Die andauernde Reserviertheit
der Lübecker ihm gegenüber zeigte sich erneut im Ersten Weltkrieg, als er des
Landesverrates angeklagt wurde: Kurz nach seiner Verhaftung bat man ihn, als
Senator zurückzutreten. Possehl tat dies auf Anraten seines Anwaltes nicht. 1916
wurde er freigesprochen vom Vorwurf, während des Krieges "gewaltige
Mengen" Stahl an die japanische Rüstungsindustrie geliefert zu haben.
Daß
Emil Possehl die Schauspielerin Wilhelmine Ernestine Schönherr heiratete, war
sicher ebenfalls ein Skandal für die lübsche Gesellschaft. Es ist nicht bekannt,
wann die Trauung stattfand; sicher ist nur, daß die Ehe kinderlos blieb. So kam
Possehl auf die Idee, eine Stiftung zu gründen. Mit ihr konnte er den
Fortbestand der Firma sichern und gleichzeitig sein Lebenswerk dauerhaft
bewahren. Der Zweck der Stiftung entsprach seinen Erfahrungen in Politik und
Wirtschaft: "Zeit seines Lebens hatte er Barrieren überwinden müssen, die
durch einen sinnvollen Einsatz finanzieller Mittel hätten gar nicht entstehen
können oder frühzeitig beseitigt worden wären", schreibt Fast.
Emil Possehl starb kaum
69jährig am 4. Februar 1919. Die erste Vorstandssitzung der Possehl‑Stiftung
fand bereits am 11. Juni des gleichen Jahres statt.

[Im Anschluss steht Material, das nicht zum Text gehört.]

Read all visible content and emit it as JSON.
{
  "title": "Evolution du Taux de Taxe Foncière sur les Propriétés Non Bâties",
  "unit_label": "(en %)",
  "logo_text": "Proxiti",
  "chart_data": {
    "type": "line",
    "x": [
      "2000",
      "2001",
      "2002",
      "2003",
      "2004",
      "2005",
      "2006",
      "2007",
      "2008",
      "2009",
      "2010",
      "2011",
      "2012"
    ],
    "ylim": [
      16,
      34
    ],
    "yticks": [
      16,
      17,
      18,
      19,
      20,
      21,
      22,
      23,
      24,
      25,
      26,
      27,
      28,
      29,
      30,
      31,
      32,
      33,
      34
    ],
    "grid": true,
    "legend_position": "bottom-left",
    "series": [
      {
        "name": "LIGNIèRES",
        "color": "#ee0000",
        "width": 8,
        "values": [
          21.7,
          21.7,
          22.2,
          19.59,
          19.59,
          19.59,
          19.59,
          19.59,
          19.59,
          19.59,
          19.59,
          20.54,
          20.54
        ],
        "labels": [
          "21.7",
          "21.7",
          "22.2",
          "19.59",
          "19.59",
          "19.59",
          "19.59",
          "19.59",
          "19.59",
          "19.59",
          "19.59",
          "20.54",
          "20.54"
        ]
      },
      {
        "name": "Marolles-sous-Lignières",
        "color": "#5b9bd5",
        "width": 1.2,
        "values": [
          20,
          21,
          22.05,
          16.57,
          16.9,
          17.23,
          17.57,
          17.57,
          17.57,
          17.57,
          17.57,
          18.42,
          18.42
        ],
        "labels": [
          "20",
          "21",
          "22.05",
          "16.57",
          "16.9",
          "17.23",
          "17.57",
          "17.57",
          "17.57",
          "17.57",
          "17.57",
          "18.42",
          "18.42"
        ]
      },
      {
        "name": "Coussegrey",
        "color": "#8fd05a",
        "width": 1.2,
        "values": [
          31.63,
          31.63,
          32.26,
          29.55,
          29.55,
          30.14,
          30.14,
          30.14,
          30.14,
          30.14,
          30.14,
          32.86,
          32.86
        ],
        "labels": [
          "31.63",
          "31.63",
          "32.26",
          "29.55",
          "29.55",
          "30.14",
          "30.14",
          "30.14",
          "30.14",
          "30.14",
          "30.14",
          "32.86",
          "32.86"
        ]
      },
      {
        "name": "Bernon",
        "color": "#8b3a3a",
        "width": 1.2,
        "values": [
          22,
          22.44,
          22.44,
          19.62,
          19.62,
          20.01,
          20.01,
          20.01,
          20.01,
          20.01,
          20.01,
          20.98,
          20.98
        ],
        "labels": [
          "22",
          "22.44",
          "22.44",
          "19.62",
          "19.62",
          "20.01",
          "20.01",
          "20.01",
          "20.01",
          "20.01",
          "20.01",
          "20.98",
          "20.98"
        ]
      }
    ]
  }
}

Quelle: "Lübecker Stadtzeitung" vom 15. Februar 2000
Anmerkung: Das oben besprochene Buch von Jan-Jasper Fast ist in der
Stadtbibliothek der Hansestadt Lübeck in der Hundestraße vorhanden und
ausleihbar.
Zwei wichtig erscheinende Details haben wir in der Dissertation von Fast
vermißt: Zum einen den Hinweis, daß Ludwig Possehl aktenkundig Freimaurer war,
so daß eine gewisse Vermutung dafür spricht, auch sein Sohn Emil könne
Logenbruder gewesen sein. Zum anderen die gewiß wenig schmeichelhafte
Darstellung von Emil Possehl durch Heinrich Mann in dem Schlüsselroman
"Eugénie oder Die Bürgerzeit" (1928), die den Deutungen von
Jan-Jasper Fast oft gegenläufig ist. Heinrich Mann ist "Insider" und
sieht Emil Possehl nicht (nur) als "schroff und unnahbar", sondern
als rücksichtslosen Kapitalisten.
Der Prozeß wegen Landesverrats hatte dann auch noch einige von Fast nicht
wahrgenommene Facetten. Zum einen ist es durchaus plausibel, daß Emil Possehl
seine Untersuchungshaft im Hotel "Atlantik" an der Außenalster und
nicht im Gefängnis am Holstenglacis über sich ergehen lassen mußte; dies um so
mehr, wenn er Freimaurer gewesen sein sollte. Zum anderen gilt es unter
alteingesessenen Lübeckern als ausgemachte Angelenheit, daß Emil Possehl seinen
Freispruch in diesem Landesverrats-Prozeß allein seinem Prokuristen zu
verdanken hatte, der entgegen den Tatsachen die Schuld auf sich nahm, dafür ins
Gefängnis ging und ob dieser Loyalität fürstlich belohnt wurde. Er soll das
verwunschen anmutende Rotziegelgebäude Ecke Fackenburger Allee / Bei der
Lohmühle als Wiedergutmachung erhalten haben.